By Audrey Spencer
Killeen Daily Herald
GATESVILLE - Coryell County commissioners on Monday decided against implementing a countywide burn ban, because they consider the drought index is still low.
During the special meeting, County Judge John Firth cautioned residents to continue to use caution when conducting controlled burns or setting off fireworks outside city limits.
"There is a lot of dried vegetation that could act to spread a wildfire," he said.
Also, commissioners considered several items in connection with the 2012 budget, including funding options for a new jail and new positions for the sheriff's department.
No decisions were made at the workshop, but the court did consider committing "a couple" of cents of property taxes toward a capital improvement fund for a new county jail.
The fund could give the county a cash-payment option for at least part of the new facility, said Firth.

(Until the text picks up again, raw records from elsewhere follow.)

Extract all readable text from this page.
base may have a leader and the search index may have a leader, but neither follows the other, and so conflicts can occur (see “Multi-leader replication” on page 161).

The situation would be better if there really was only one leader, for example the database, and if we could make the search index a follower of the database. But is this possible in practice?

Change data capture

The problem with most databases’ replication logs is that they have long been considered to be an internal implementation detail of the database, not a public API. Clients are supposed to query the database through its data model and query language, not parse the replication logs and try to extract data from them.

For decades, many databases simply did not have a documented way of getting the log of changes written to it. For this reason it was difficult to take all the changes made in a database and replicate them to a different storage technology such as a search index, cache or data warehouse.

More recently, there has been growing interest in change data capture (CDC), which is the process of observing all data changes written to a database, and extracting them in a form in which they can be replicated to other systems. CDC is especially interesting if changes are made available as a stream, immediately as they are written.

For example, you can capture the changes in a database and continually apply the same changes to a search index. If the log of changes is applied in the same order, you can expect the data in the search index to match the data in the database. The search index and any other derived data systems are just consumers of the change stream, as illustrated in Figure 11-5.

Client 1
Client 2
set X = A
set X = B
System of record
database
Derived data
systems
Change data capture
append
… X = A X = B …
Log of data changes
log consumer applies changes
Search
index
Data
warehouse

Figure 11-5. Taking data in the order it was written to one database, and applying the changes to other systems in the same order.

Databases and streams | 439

"We would not be paying that much cash for anything that big," he said, "but the suggestion today is for a capital improvement fund to make down payments for the new jail."
Another capital improvement fund was suggested to start saving a half-cent of property taxes for a joint-use facility in Copperas Cove to replace city hall, a school district building and county annex.
"The benefit of a joint-use facility would be sharing parking lots and other areas such as hallways, reception rooms, bathrooms, conference rooms, and provide for hopefully a much more user-friendly facility," said Firth. "Ultimately by going in together, we'd be saving taxpayers money over the long run."
Commissioners' discussion on the matter Monday only concerned starting the fund so it would be ready if the Copperas Cove City Council decides to move forward on the project.
At the workshop, Sheriff Johnny Burks pitched the idea of hiring an additional deputy for the department and a nurse for the jail. A third position of a pretrial services officer was also proposed.
"Now we've got someone who's part-time," said Firth on the pretrial services position. "This would create a full-time position."
A pretrial services worker hopefully would help reduce overcrowding in the jails, said Firth.